What Vitalik Thinks About Zcash (ZEC)’s ‘Dev Tax’

“Zcash is interesting… Definitely, like big props to them for just doing that and being proud of that and saying like ‘you know, we got a 20% dev tax, what’s up man?’. I am very proud of them for doing that. So, a great job, Zucco! But on the other hand, they clearly haven’t solved the problem of where to allocate the money because, right now, they just have this centralized allocation pool that goes to Zcash company, or these individuals, or these other individuals, and they have hard forks, and these hard forks can decide to reallocate the pool, but then what process do they use to decide, and so it’s definitely very far from the ideals that a lot of people see cryptocurrencies as having… It’s still an improvement from no funding… It would be really nice if there was some decentralized process for achieving the same thing.”

Why the Price of Ether (ETH) Is Important

“I’m going to be really candid because that’s the right thing… Some of the earlier rhetoric, especially veering on the more extreme side of the price not mattering at all, in part was counter signaling to distinguish ourselves from other crypto projects that just do pumping and lambo-ing way too much, but another thing is that it was about minimizing legal risk by basically trying to make the project seem more distant from something that will be covered by financial regulation… 

If people try to claim the price doesn’t matter at all, they [the financial regulators] are totally going to see through that…

I can tell you… why the price being higher than lower… is good.

One of them is, obviously, security. So if the price is zero, the network can’t be secure, and that’s true in Proof-of-Work or Proof-of-Stake. 

Another reason is, obviously, that there’s a lot of projects who in the ecosystem hold cryptocurrency… and if the price is higher, then they’ll have more money to do the things they want to do…

Especially, the security concern is a totally legitimate technical argument.

There are members of the Ethereum community who just say that ‘Ether is a cryptocurrency and we want it to be more of a cryptocurrency’…

The Ethereum Foundation doesn’t have a monopoly on Ethereum messaging, or even a hegemony on Ethereum messaging at this point…

The thing I am absolutely opposed to is engineering pumps for the sake of pumps because that’s just a short term that’s fundamentally dishonest. The thing I am definitely in favor of is not doing stupid that would lead to the price going to zero. So, one example of that would be having an issuance of like 100 million ether every year.
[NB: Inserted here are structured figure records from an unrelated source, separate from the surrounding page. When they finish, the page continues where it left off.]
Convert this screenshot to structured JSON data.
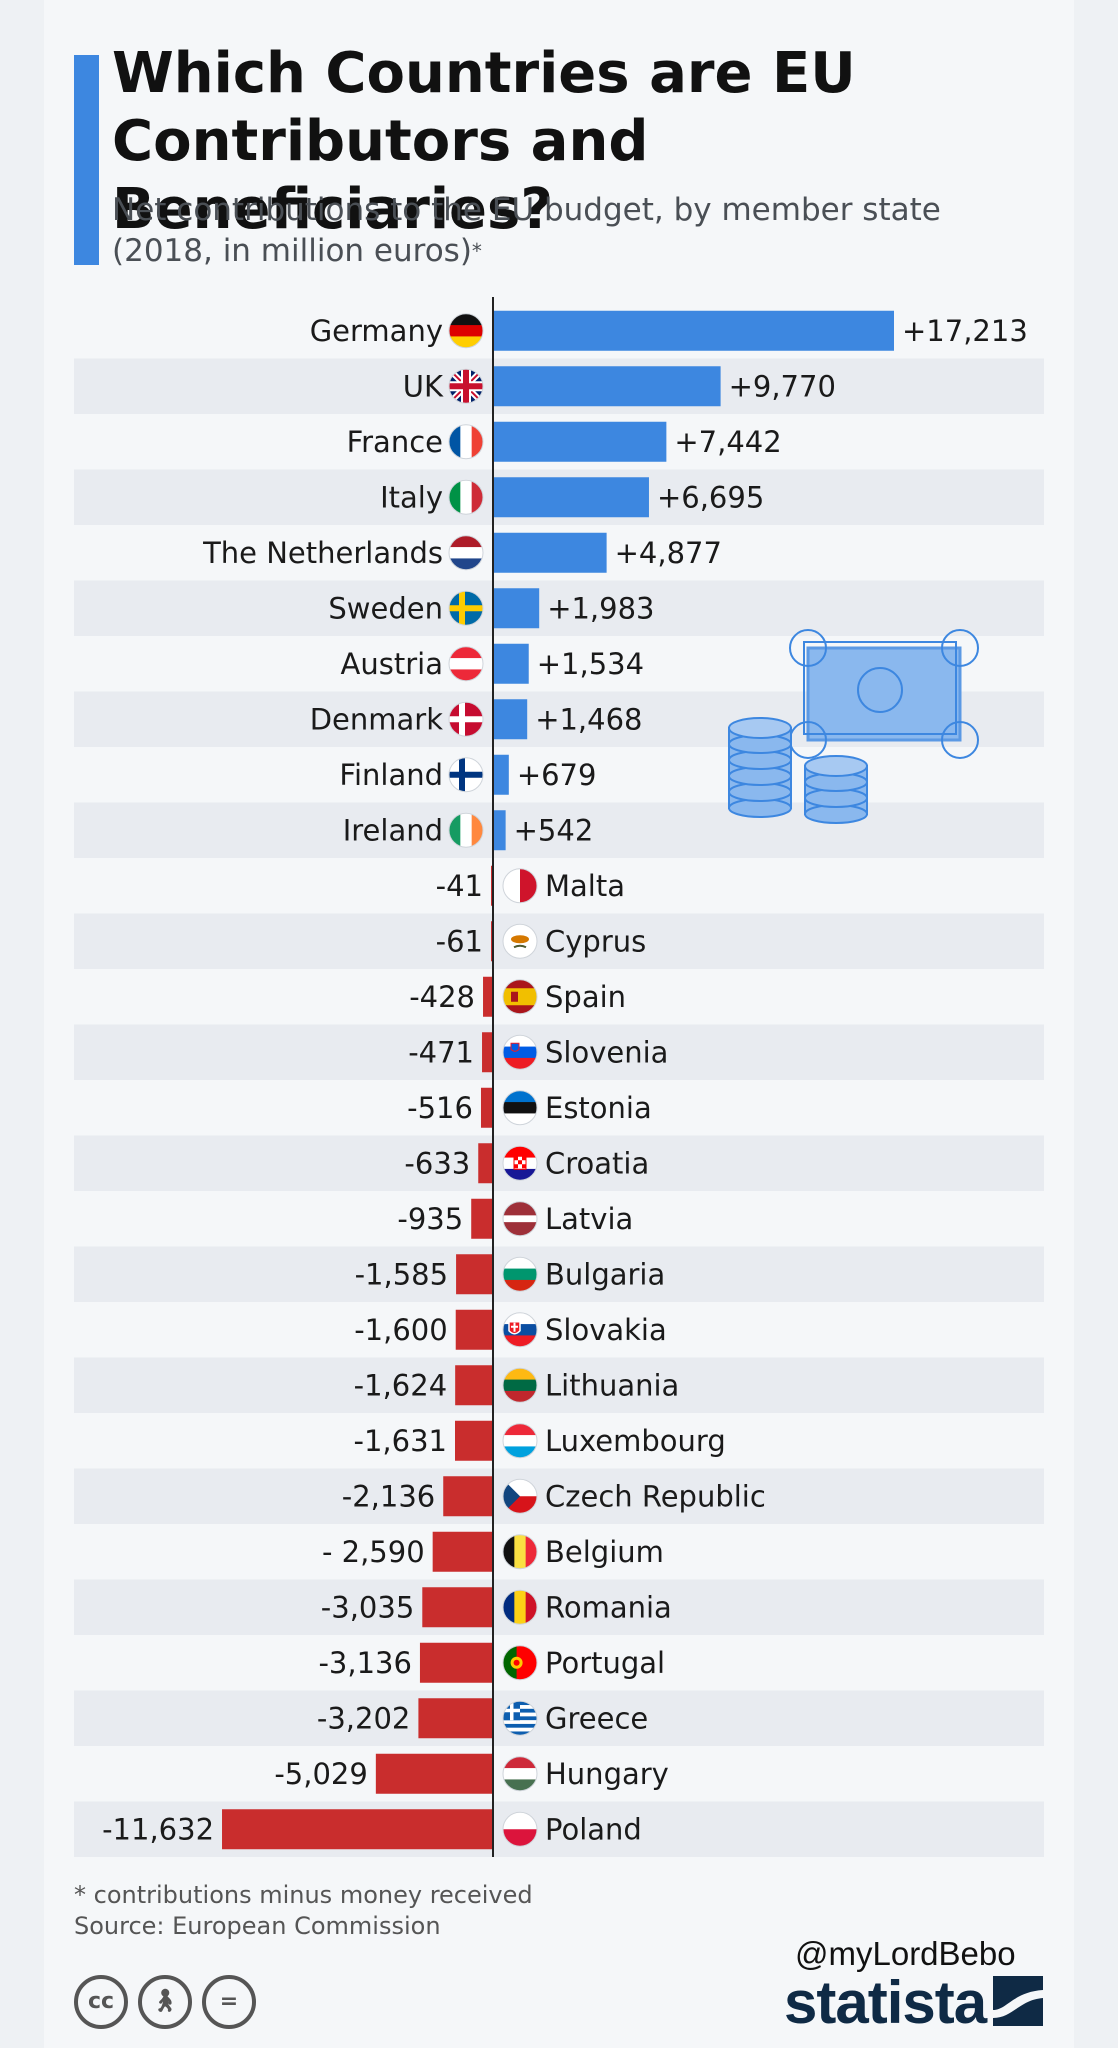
{
  "header": {
    "title": "Which Countries are EU Contributors and Beneficiaries?",
    "subtitle": "Net contributions to the EU budget, by member state (2018, in million euros)",
    "subtitle_mark": "*"
  },
  "footer": {
    "note": "* contributions minus money received",
    "source": "Source: European Commission",
    "handle": "@myLordBebo",
    "brand": "statista",
    "license_icons": [
      "cc-icon",
      "attribution-icon",
      "no-derivatives-icon"
    ]
  },
  "colors": {
    "positive": "#3d87e0",
    "negative": "#c92d2d",
    "row_band": "#e8ebf0",
    "axis": "#222222"
  },
  "chart_data": {
    "type": "bar",
    "orientation": "horizontal",
    "series": [
      {
        "values": [
          17213,
          9770,
          7442,
          6695,
          4877,
          1983,
          1534,
          1468,
          679,
          542,
          -41,
          -61,
          -428,
          -471,
          -516,
          -633,
          -935,
          -1585,
          -1600,
          -1624,
          -1631,
          -2136,
          -2590,
          -3035,
          -3136,
          -3202,
          -5029,
          -11632
        ]
      }
    ],
    "categories": [
      "Germany",
      "UK",
      "France",
      "Italy",
      "The Netherlands",
      "Sweden",
      "Austria",
      "Denmark",
      "Finland",
      "Ireland",
      "Malta",
      "Cyprus",
      "Spain",
      "Slovenia",
      "Estonia",
      "Croatia",
      "Latvia",
      "Bulgaria",
      "Slovakia",
      "Lithuania",
      "Luxembourg",
      "Czech Republic",
      "Belgium",
      "Romania",
      "Portugal",
      "Greece",
      "Hungary",
      "Poland"
    ],
    "value_labels": [
      "+17,213",
      "+9,770",
      "+7,442",
      "+6,695",
      "+4,877",
      "+1,983",
      "+1,534",
      "+1,468",
      "+679",
      "+542",
      "-41",
      "-61",
      "-428",
      "-471",
      "-516",
      "-633",
      "-935",
      "-1,585",
      "-1,600",
      "-1,624",
      "-1,631",
      "-2,136",
      "- 2,590",
      "-3,035",
      "-3,136",
      "-3,202",
      "-5,029",
      "-11,632"
    ],
    "flags": [
      "germany-flag-icon",
      "uk-flag-icon",
      "france-flag-icon",
      "italy-flag-icon",
      "netherlands-flag-icon",
      "sweden-flag-icon",
      "austria-flag-icon",
      "denmark-flag-icon",
      "finland-flag-icon",
      "ireland-flag-icon",
      "malta-flag-icon",
      "cyprus-flag-icon",
      "spain-flag-icon",
      "slovenia-flag-icon",
      "estonia-flag-icon",
      "croatia-flag-icon",
      "latvia-flag-icon",
      "bulgaria-flag-icon",
      "slovakia-flag-icon",
      "lithuania-flag-icon",
      "luxembourg-flag-icon",
      "czech-republic-flag-icon",
      "belgium-flag-icon",
      "romania-flag-icon",
      "portugal-flag-icon",
      "greece-flag-icon",
      "hungary-flag-icon",
      "poland-flag-icon"
    ],
    "xlim": [
      -11632,
      17213
    ],
    "grid": false,
    "legend": "none",
    "illustration": [
      "banknote-icon",
      "coin-stack-icon"
    ]
  }
}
Regardless of what other consequences that has, that would clearly drop the price to zero, and that would clearly be just terrible.”
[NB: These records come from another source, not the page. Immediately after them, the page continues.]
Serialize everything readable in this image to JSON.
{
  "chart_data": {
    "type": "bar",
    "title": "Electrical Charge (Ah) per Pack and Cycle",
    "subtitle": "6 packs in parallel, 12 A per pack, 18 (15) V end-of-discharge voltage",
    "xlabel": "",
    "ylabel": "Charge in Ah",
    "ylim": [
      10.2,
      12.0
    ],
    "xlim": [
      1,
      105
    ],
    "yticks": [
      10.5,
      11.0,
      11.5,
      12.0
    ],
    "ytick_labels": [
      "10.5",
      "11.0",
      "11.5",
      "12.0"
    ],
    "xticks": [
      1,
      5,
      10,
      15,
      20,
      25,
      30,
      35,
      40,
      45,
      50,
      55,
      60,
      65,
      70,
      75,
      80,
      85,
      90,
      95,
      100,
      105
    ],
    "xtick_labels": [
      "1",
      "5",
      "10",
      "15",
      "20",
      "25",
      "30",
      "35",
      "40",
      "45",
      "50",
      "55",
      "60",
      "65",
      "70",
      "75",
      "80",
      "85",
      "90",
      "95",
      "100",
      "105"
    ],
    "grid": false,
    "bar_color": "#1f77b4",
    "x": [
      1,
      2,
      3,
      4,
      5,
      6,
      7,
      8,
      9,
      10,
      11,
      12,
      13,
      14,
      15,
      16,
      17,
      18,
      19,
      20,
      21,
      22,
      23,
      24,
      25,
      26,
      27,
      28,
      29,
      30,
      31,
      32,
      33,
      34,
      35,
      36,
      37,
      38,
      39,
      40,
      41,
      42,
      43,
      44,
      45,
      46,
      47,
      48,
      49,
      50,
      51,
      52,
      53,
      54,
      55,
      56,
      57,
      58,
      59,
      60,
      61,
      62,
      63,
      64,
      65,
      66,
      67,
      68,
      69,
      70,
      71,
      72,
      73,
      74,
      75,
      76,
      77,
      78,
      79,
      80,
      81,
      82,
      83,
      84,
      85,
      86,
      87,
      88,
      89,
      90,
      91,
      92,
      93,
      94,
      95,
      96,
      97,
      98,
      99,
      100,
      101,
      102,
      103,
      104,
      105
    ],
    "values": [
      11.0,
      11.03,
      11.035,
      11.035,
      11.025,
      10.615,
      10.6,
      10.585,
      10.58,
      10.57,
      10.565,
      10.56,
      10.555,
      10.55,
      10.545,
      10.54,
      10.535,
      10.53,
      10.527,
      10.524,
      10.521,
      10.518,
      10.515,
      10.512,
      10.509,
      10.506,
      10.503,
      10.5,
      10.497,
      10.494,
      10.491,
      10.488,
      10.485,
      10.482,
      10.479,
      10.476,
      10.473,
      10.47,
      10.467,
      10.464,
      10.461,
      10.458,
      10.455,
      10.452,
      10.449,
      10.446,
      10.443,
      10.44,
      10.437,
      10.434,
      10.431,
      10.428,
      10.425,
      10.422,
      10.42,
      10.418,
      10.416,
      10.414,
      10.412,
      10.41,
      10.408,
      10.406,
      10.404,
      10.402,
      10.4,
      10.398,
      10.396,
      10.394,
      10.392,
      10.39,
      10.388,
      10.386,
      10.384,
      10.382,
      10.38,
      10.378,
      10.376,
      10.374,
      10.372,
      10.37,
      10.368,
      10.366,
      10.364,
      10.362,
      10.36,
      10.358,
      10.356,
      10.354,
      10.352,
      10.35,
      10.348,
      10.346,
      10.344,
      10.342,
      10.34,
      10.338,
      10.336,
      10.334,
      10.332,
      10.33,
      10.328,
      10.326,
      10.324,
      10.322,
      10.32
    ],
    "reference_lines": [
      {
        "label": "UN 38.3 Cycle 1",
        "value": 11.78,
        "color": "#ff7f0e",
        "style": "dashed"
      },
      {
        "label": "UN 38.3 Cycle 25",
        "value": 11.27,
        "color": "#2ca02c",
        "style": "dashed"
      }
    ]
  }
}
Decentralized Finance (DeFi) and Smart Contract Code Risk

“I’m definitely watching the whole DeFi space with interest and fascination… 

[On Twitter] Someone was trying to say something like ‘Why doesn’t pretty much everyone just take their money out of their bank accounts and put it into Dai earning interesting on Compound because that pays better rates, why would you just not get a free 3%?’. And I am like ‘Excuse me, free? Are you really that confident that that contract has less than a 3% chance a year of having a bug in it?’. I mean, I honestly don’t know how to measure the chances of those contracts having bugs in them, but there’s definitely far too many people that round those risks to zero.”

If Vitalik Had a Time Machine, What Advice He Would Give Satoshi

“github.com/ethereum/eth2.0-specs”… 

When Laura asked Vitalik if he was really serious about telling Satoshi to build Ethereum 2.0, he answered: “I do think it’s a good architecture!” 

He then went on to elaborate:

“First of all, Satoshi had a really hard job because he just could not have predicted which way the ecosystem would have gone… I think on a technical level, suggesting a path that opens the door to upgradeability, to proof-of-stake, to more powerful virtual machines…”

What Vitalik Thinks Will Be the First Mainstream Use Case for Cryptocurrency

“Things I am near term optimistic about include first of all, the decentralized finance space… second of all, gaming [as in videogames]… on the non-financial side, identity, credentials, key revocation, and all of those things… fourth is parametric insurance… this is insurance that [for example] says if some extreme weather event happens, then pay me $500.”